La crise grecque avait mis le monde en alerte. Après avoir intégré l’Euroland en 2001, soit deux ans après l’entrée en vigueur de la monnaie unique (19 juin 2000), la Grèce se dirigeait lentement mais sûrement vers une crise économique, monétaire et sociale qui remit en cause les postulats de la Science Économique. Ajoutée à la crise financière qui allait ébranler l’économie mondiale en 2008, en Grèce, le capitalisme dévoilait une autre facette de son évolution : comme n’importe quelle personne individuelle ou morale, un État pouvait désormais être confronté à la faillite. En prenant comme références des critères reposant en majorité sur la force de la valeur ajoutée produite par les entreprises, les dignitaires de l’Euroland avaient choisi un modèle monétaire qui s’éloignait de plus en plus des capacités productives de nombreux pays ; pour ces derniers, le temps où la monnaie fut considérée comme miroir de l’économie était terminé.

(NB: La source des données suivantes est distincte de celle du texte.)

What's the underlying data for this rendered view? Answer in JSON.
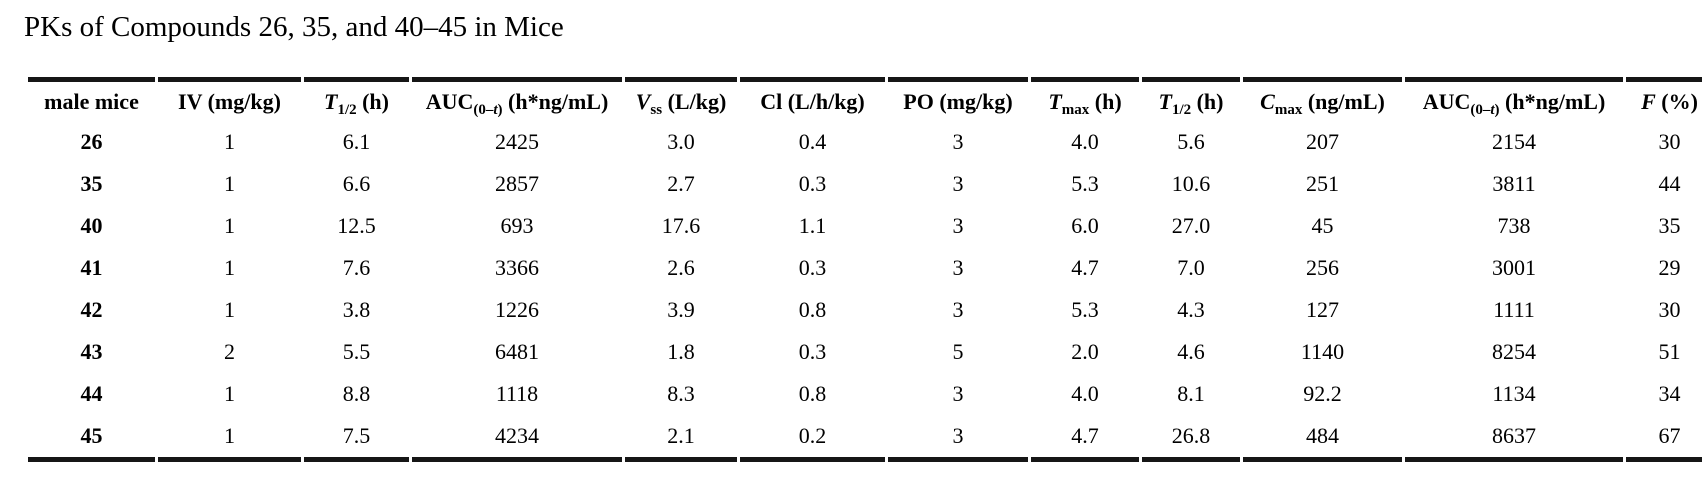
{
  "title": "PKs of Compounds 26, 35, and 40–45 in Mice",
  "colors": {
    "background": "#ffffff",
    "text": "#000000",
    "rule": "#161616"
  },
  "table": {
    "columns": [
      {
        "label": "male mice"
      },
      {
        "label": "IV (mg/kg)"
      },
      {
        "sym": "T",
        "sub": "1/2",
        "unit": " (h)"
      },
      {
        "sym": "AUC",
        "sub_pre": "(0–",
        "sub_it": "t",
        "sub_post": ")",
        "unit": " (h*ng/mL)"
      },
      {
        "sym": "V",
        "sub": "ss",
        "unit": " (L/kg)"
      },
      {
        "label": "Cl (L/h/kg)"
      },
      {
        "label": "PO (mg/kg)"
      },
      {
        "sym": "T",
        "sub": "max",
        "unit": " (h)"
      },
      {
        "sym": "T",
        "sub": "1/2",
        "unit": " (h)"
      },
      {
        "sym": "C",
        "sub": "max",
        "unit": " (ng/mL)"
      },
      {
        "sym": "AUC",
        "sub_pre": "(0–",
        "sub_it": "t",
        "sub_post": ")",
        "unit": " (h*ng/mL)"
      },
      {
        "sym": "F",
        "unit": " (%)"
      }
    ],
    "rows": [
      {
        "compound": "26",
        "values": [
          "1",
          "6.1",
          "2425",
          "3.0",
          "0.4",
          "3",
          "4.0",
          "5.6",
          "207",
          "2154",
          "30"
        ]
      },
      {
        "compound": "35",
        "values": [
          "1",
          "6.6",
          "2857",
          "2.7",
          "0.3",
          "3",
          "5.3",
          "10.6",
          "251",
          "3811",
          "44"
        ]
      },
      {
        "compound": "40",
        "values": [
          "1",
          "12.5",
          "693",
          "17.6",
          "1.1",
          "3",
          "6.0",
          "27.0",
          "45",
          "738",
          "35"
        ]
      },
      {
        "compound": "41",
        "values": [
          "1",
          "7.6",
          "3366",
          "2.6",
          "0.3",
          "3",
          "4.7",
          "7.0",
          "256",
          "3001",
          "29"
        ]
      },
      {
        "compound": "42",
        "values": [
          "1",
          "3.8",
          "1226",
          "3.9",
          "0.8",
          "3",
          "5.3",
          "4.3",
          "127",
          "1111",
          "30"
        ]
      },
      {
        "compound": "43",
        "values": [
          "2",
          "5.5",
          "6481",
          "1.8",
          "0.3",
          "5",
          "2.0",
          "4.6",
          "1140",
          "8254",
          "51"
        ]
      },
      {
        "compound": "44",
        "values": [
          "1",
          "8.8",
          "1118",
          "8.3",
          "0.8",
          "3",
          "4.0",
          "8.1",
          "92.2",
          "1134",
          "34"
        ]
      },
      {
        "compound": "45",
        "values": [
          "1",
          "7.5",
          "4234",
          "2.1",
          "0.2",
          "3",
          "4.7",
          "26.8",
          "484",
          "8637",
          "67"
        ]
      }
    ]
  }
}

Entre 2008 et 2019, l’écart entre la monnaie et la géopolitique n’a fait que s’accélérer. La dématérialisation liée à l’envolée des marchés financiers, autant que l’indépendance du système bancaire vis-à-vis du pouvoir politique ont porté le Marché au porche d’une immense porte menant vers l’inconnu. Dans un espace sans limite, s’invitent aujourd’hui les cryptomonnaies, qui ne reposent ni sur la valeur ajoutée, ni sur la force attractive d’une puissance économique où sur la volonté de déjouer le marché des changes afin de rester maître des guerres commerciales. Introduites en 2009 par Satoshi Nakamoto sous la dénomination de Bitcoin, les cryptomonnaies envisagées aujourd’hui par quelques milliardaires comme l’espoir d’un retour vers une nouvelle forme de stabilité, auraient pour ambition un objectif bien précis : celui de renvoyer dans l’histoire les mots « fluctuation » et « régulation » afin de protéger des fortunes toujours plus impressionnantes.

Le 18 juin, Marc Zuckerberg, fondateur de Facebook annonçait la création d’une nouvelle monnaie numérique nommée Libra qui devrait entrer en vigueur en 2020. Ce projet qui retire aux pouvoirs politiques la possibilité d’utiliser différents outils afin adapter l’Offre à la Demande sur les marchés des biens et services a provoqué une onde de choc dans l’économie virtuelle. Plusieurs acteurs comme Uber, Apple, Free, Spotify, ont proposé de s’associer à la création de cette monnaie, bien éloignée de l’économie réelle. Quelques poids lourds, experts dans la diversité des moyens de paiements comme Visa, Master-Card, Paypal ne sont pas restés insensibles aux opportunités qui pourraient leur être offertes en intégrant ce système. Le réseau Libra resterait entièrement privé, indépendant du système bancaire organisé autour de la FED ou de la BCE et des soubresauts des marchés financiers. Cette nouvelle monnaie ne serait plus ajustée aux politiques économiques (quel que soit le pays ou encore la nature des régimes administratifs) mais aux Chiffres d’Affaires des grands groupes de l’économie virtuelle. Aujourd’hui, il y aurait 231 plates-formes d’échanges (1) de cryptomonnaies à travers le monde, proposant une multitude de services sur lesquels misent les fonds d’investissement, les banques et les grands groupes de la distribution. Si lors de leur dernier sommet en juillet 2019, les pays du G7 ont soulevé les problèmes liés à la fiscalité, à l’identification ou encore à la sécurité de tels produits, des questions de fond demeurent :

  • Comment au sein d’un système économique, national ou mondialisé, une monnaie, créée par un ou plusieurs acteurs privés peut-elle être crédible ?
  • La crise financière de 2008 a montré tous les dangers des produits virtuels et l’utilité d’une action de régulation de pouvoirs publics venus au secours des institutions financières en faillite. Après trente ans de perturbations financières ne serait-il pas urgent de revenir à des postulats de base où la monnaie serait avant tout le miroir d’une activité multisectorielle reposant sur les capacités productives des entreprises et d’acteurs bien réels, participant à l’élaboration de la valeur ajoutée, et par ricochet du Produit Intérieur Brut, fondement de la vraie richesse ?

(1) Eric ALBERT, les shérifs de la régulation des cryptomonnaies débarquent, le Monde, 25 juin 2019.